Можно сказать, что евреям удалось «одомашнить» арийцев. Мы можем быть храбрыми и хорошими собаками, пока слышим подбадривающий голос хозяина и изредка получаем собачью награду из его рук, но мы больше не одинокие волки. Мы можем отправиться в лес и сражаться за наших хозяев, но больше не можем жить в тёмном лесу и сделать его нашим домом и царством, охотясь сами и оставляя себе всю добычу. Мы всегда должны возвращаться к тёплому костру хозяина, к его кормёжке, и, конечно, к ошейнику и поводку. Мы не дрались до сих пор, Чарли, потому что лет сто мы уже не волки, а собаки. Евреи приручили нас. Но теперь мы должны снова услышать Зов Предков. Нам нужно ещё раз найти в себе этот дух волка, и укусить руку, которая нас кормит. Наверное, мне лучше отказаться от этого сравнения, пока я не запутал его как узел. Но вы понимаете, к чему я клоню?

— Да, — вздохнул Зак. — И этот пагубный симбиоз между белыми мужчинами — американцами и системой ещё очень силён и глубоко въелся в нас. Сколько парней смогут вырваться из него? Это будут очень редкие птицы.

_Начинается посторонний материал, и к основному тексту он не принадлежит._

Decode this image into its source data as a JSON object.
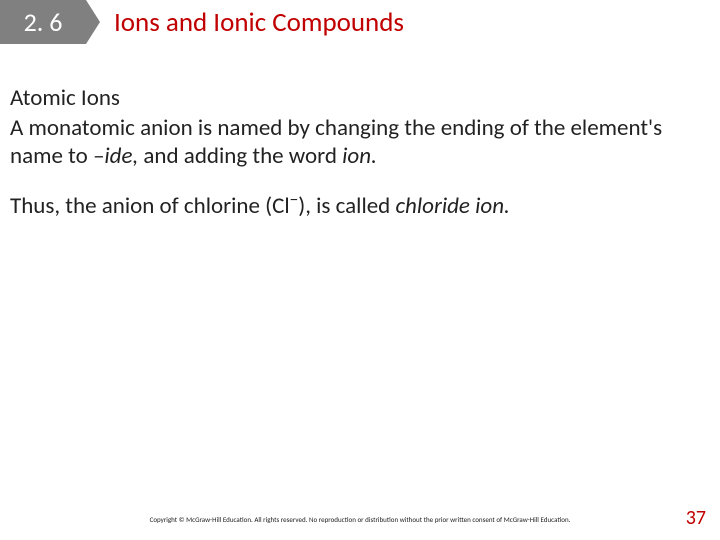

— Ну, может, не такие уж и редкие, — улыбнулся Рэд, пыхнув трубкой. — Как только первые сто шагнули вперёд, другим было не так уж трудно сделать это, потому что, когда их прибывает сюда всё больше и больше, то они видят толпу, в которой можно скрыться. А вот заставить первую сотню пойти первыми было настоящим подвигом. Сейчас нас много, много больше. Вот здесь нас шестеро. Мы четверо и двое чудесных молодых ребят в машине.